The AI post

What is AI (for me)

Any technique where mechanised statistical inference is performed based on training data. Expert systems are AI, but not here and not now.

Further, generative AI (systems that produce output of the same form as the training set) are distinct from transformational AI (classifiers, translators, etc).

I’m talking about generative AI.

Is AI good

“AI” is vague. Copilot, as of 10th of June 2025, is virtually useless if the automated completion cannot be filled in with copy-paste from the surrounding text. Copilot could not generate remotely valid Verilog or Bluespec.

I’ve not tried agentic AI coding models.

Qwen 3 235B is a OK search model, that’s good (within Kagi) of finding “follow on” searches and then giving me the results I would have got after several rounds of refining. 4o mini is not good for this, as the results it produces are not reflective.

Photoshop’s generative fill is slightly better, but much much slower than the prior content aware fill and I don’t use it for that reason.

Mistral Medium was able to parrot the Stanford encyclopedia of philosophy fairly well, but was no better than reading the source (and prone to waffle).

I find it hard to trust AI output, as I value the social relation of someone writing something and building an argument and narrative for themselves for me to understand. The AI model lacks this, as I do not care about a hard drive’s interiority, and so I lack commitment to the output.

is AI bad

Inference for personal use is basically free. Inference for the booster case, where billions of AI agents bounce off each other in an endless fountain of buggy oAuth implementations, false CVE reports on those impls, misjudged reviews, and fabricated newspaper articles, can and most likely will consume every marginal gigawatt of spare energy generating capacity.

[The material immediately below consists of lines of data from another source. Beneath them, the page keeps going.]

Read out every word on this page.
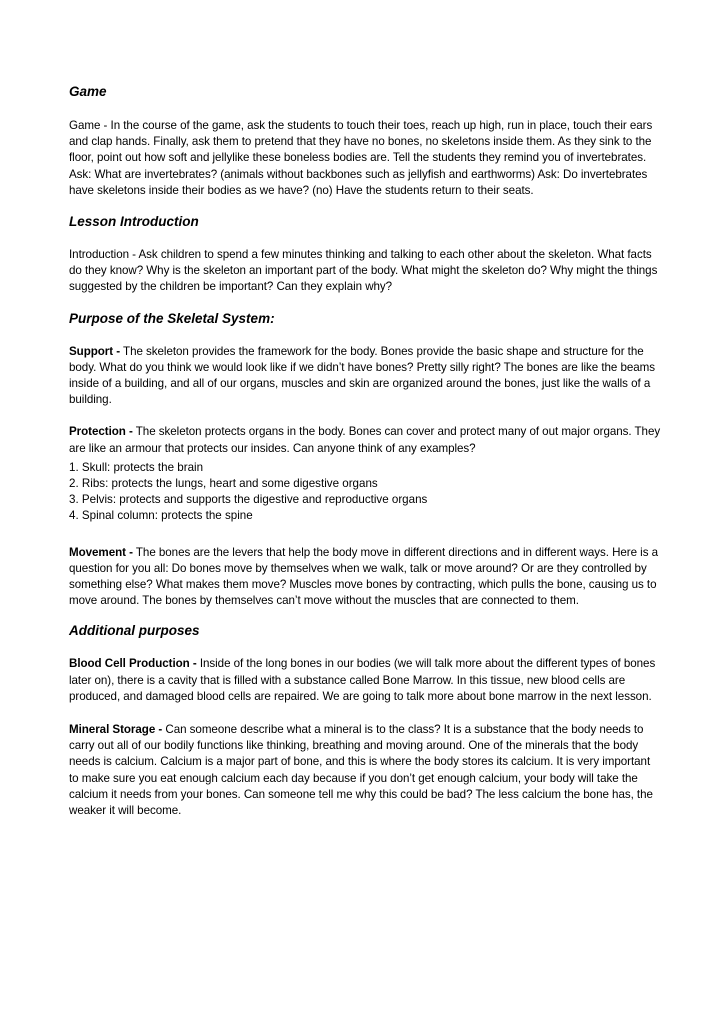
Game

Game - In the course of the game, ask the students to touch their toes, reach up high, run in place, touch their ears and clap hands. Finally, ask them to pretend that they have no bones, no skeletons inside them. As they sink to the floor, point out how soft and jellylike these boneless bodies are. Tell the students they remind you of invertebrates. Ask: What are invertebrates? (animals without backbones such as jellyfish and earthworms) Ask: Do invertebrates have skeletons inside their bodies as we have? (no) Have the students return to their seats.

Lesson Introduction

Introduction - Ask children to spend a few minutes thinking and talking to each other about the skeleton. What facts do they know? Why is the skeleton an important part of the body. What might the skeleton do? Why might the things suggested by the children be important? Can they explain why?

Purpose of the Skeletal System:

Support - The skeleton provides the framework for the body. Bones provide the basic shape and structure for the body. What do you think we would look like if we didn’t have bones? Pretty silly right? The bones are like the beams inside of a building, and all of our organs, muscles and skin are organized around the bones, just like the walls of a building.

Protection - The skeleton protects organs in the body. Bones can cover and protect many of out major organs. They are like an armour that protects our insides. Can anyone think of any examples?

1. Skull: protects the brain
2. Ribs: protects the lungs, heart and some digestive organs
3. Pelvis: protects and supports the digestive and reproductive organs
4. Spinal column: protects the spine

Movement - The bones are the levers that help the body move in different directions and in different ways. Here is a question for you all: Do bones move by themselves when we walk, talk or move around? Or are they controlled by something else? What makes them move? Muscles move bones by contracting, which pulls the bone, causing us to move around. The bones by themselves can’t move without the muscles that are connected to them.

Additional purposes

Blood Cell Production - Inside of the long bones in our bodies (we will talk more about the different types of bones later on), there is a cavity that is filled with a substance called Bone Marrow. In this tissue, new blood cells are produced, and damaged blood cells are repaired. We are going to talk more about bone marrow in the next lesson.

Mineral Storage - Can someone describe what a mineral is to the class? It is a substance that the body needs to carry out all of our bodily functions like thinking, breathing and moving around. One of the minerals that the body needs is calcium. Calcium is a major part of bone, and this is where the body stores its calcium. It is very important to make sure you eat enough calcium each day because if you don’t get enough calcium, your body will take the calcium it needs from your bones. Can someone tell me why this could be bad? The less calcium the bone has, the weaker it will become.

This power can and should be used for building durable resources that humans need – nuclear, solar and wind power, rail transport, housing, food and water supply chains. All of which are sensitive to the cost of power, and to the allocation of human creativity.

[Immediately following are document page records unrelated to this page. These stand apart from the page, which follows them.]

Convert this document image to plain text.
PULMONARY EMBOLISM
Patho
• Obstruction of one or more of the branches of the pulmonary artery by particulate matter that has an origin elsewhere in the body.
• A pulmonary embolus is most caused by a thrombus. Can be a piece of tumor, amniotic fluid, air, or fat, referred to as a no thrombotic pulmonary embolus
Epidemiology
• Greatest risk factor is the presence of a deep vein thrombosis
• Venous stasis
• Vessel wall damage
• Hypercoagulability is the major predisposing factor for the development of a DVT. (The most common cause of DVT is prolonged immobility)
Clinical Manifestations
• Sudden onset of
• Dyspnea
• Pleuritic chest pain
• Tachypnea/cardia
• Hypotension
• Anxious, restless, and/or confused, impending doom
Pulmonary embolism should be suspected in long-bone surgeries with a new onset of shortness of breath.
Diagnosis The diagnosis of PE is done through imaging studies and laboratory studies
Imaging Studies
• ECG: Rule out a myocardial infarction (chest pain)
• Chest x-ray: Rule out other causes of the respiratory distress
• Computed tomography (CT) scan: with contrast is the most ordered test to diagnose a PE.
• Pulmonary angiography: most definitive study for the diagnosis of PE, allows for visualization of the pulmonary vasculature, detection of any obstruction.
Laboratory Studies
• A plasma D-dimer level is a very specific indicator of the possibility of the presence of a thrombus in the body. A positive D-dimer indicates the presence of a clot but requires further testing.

This is not to say inference should be banned, but that should not be permitted to compete with the resources humans need to survive.

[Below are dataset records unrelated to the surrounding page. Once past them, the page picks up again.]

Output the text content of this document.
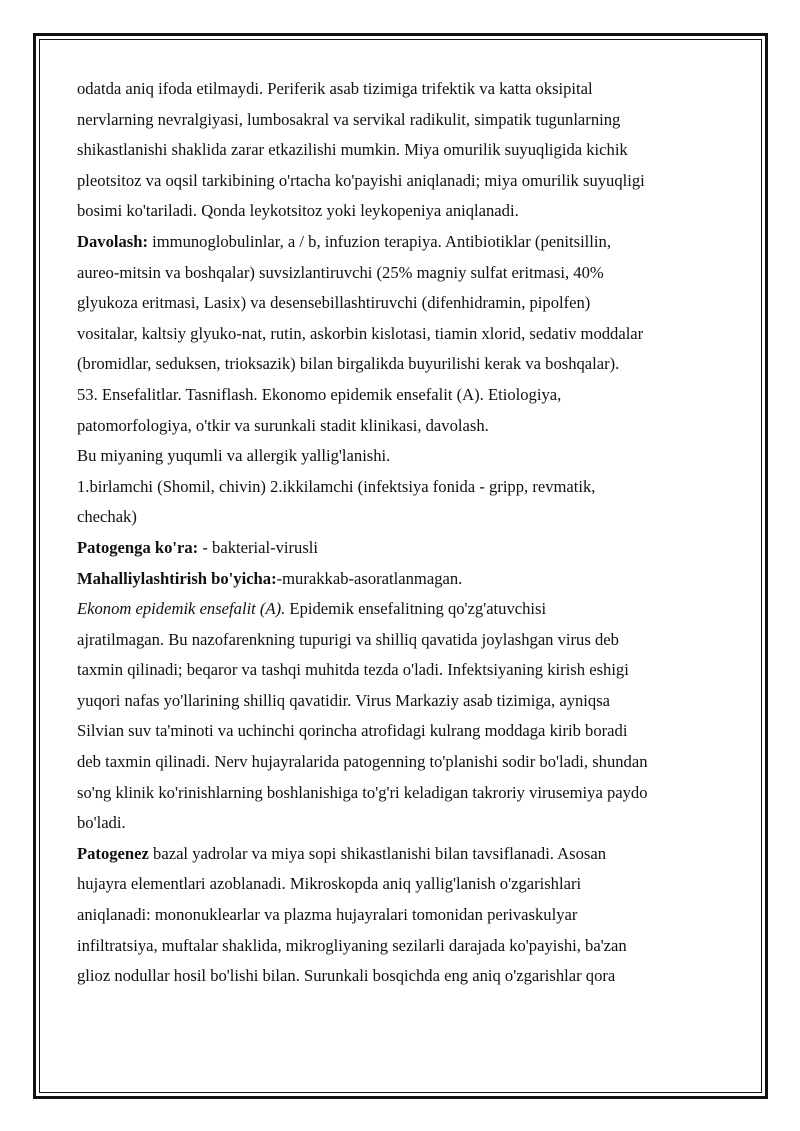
odatda aniq ifoda etilmaydi. Periferik asab tizimiga trifektik va katta oksipital

nervlarning nevralgiyasi, lumbosakral va servikal radikulit, simpatik tugunlarning

shikastlanishi shaklida zarar etkazilishi mumkin. Miya omurilik suyuqligida kichik

pleotsitoz va oqsil tarkibining o'rtacha ko'payishi aniqlanadi; miya omurilik suyuqligi

bosimi ko'tariladi. Qonda leykotsitoz yoki leykopeniya aniqlanadi.

Davolash: immunoglobulinlar, a / b, infuzion terapiya. Antibiotiklar (penitsillin,

aureo-mitsin va boshqalar) suvsizlantiruvchi (25% magniy sulfat eritmasi, 40%

glyukoza eritmasi, Lasix) va desensebillashtiruvchi (difenhidramin, pipolfen)

vositalar, kaltsiy glyuko-nat, rutin, askorbin kislotasi, tiamin xlorid, sedativ moddalar

(bromidlar, seduksen, trioksazik) bilan birgalikda buyurilishi kerak va boshqalar).

53. Ensefalitlar. Tasniflash. Ekonomo epidemik ensefalit (A). Etiologiya,

patomorfologiya, o'tkir va surunkali stadit klinikasi, davolash.

Bu miyaning yuqumli va allergik yallig'lanishi.

1.birlamchi (Shomil, chivin) 2.ikkilamchi (infektsiya fonida - gripp, revmatik,

chechak)

Patogenga ko'ra: - bakterial-virusli

Mahalliylashtirish bo'yicha:-murakkab-asoratlanmagan.

Ekonom epidemik ensefalit (A). Epidemik ensefalitning qo'zg'atuvchisi

ajratilmagan. Bu nazofarenkning tupurigi va shilliq qavatida joylashgan virus deb

taxmin qilinadi; beqaror va tashqi muhitda tezda o'ladi. Infektsiyaning kirish eshigi

yuqori nafas yo'llarining shilliq qavatidir. Virus Markaziy asab tizimiga, ayniqsa

Silvian suv ta'minoti va uchinchi qorincha atrofidagi kulrang moddaga kirib boradi

deb taxmin qilinadi. Nerv hujayralarida patogenning to'planishi sodir bo'ladi, shundan

so'ng klinik ko'rinishlarning boshlanishiga to'g'ri keladigan takroriy virusemiya paydo

bo'ladi.

Patogenez bazal yadrolar va miya sopi shikastlanishi bilan tavsiflanadi. Asosan

hujayra elementlari azoblanadi. Mikroskopda aniq yallig'lanish o'zgarishlari

aniqlanadi: mononuklearlar va plazma hujayralari tomonidan perivaskulyar

infiltratsiya, muftalar shaklida, mikrogliyaning sezilarli darajada ko'payishi, ba'zan

glioz nodullar hosil bo'lishi bilan. Surunkali bosqichda eng aniq o'zgarishlar qora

Power for training appears to have peaked. It is not possible to produce meaningfully more GPUs; there is not enough training data to support more training runtime; inference-time scaling was a mirage that fails to meaningfully enhance a model’s ability to construct coherent reasoning.

It’s rude as hell that AI providers want to mediate interpersonal relationships. From Facebook’s AI friends, to OpenAI’s redrafting of my blog with the most minimal of attributions under a read more, to the apparent collapse of the prevailing test-based educational system, and even the deluge of slop graphics used in commercial slides (thankfully well on it’s way to being shunned), generative AI is intended to be deployed as a filter to further atomise people under the eyes of the administrative state.

Atomise or vaporise, with Israel’s use of automated data processing as part of its justification production pipeline for the deaths of 55 thousand Gazan’s (and counting). It does appear that being able to relate every council sanitation workers connection to the apparatus of the Gaza state has helped Israel maintain and freely choose the rate and targeting of airstrikes, a factor that previously lead to a reduction in bombing intensity.

are LLM's worth it.

I think the world would have been better without generative AI, but I don’t see a case to ban the use or training of models. I do see a case to regulate for open social systems and a requirement for administrative actions to be either personally justified or applied through processes defined by human produced text. Equally, I demand a means by which you can opt-out of relating information to a LLM company. As many now operate evasive scrapers, using tools like Anubis is a tax on humans to pay for LLM search engines need to “leach off the face of humanity”.

This rant produced without the aid of LLMs (but with spellcheck).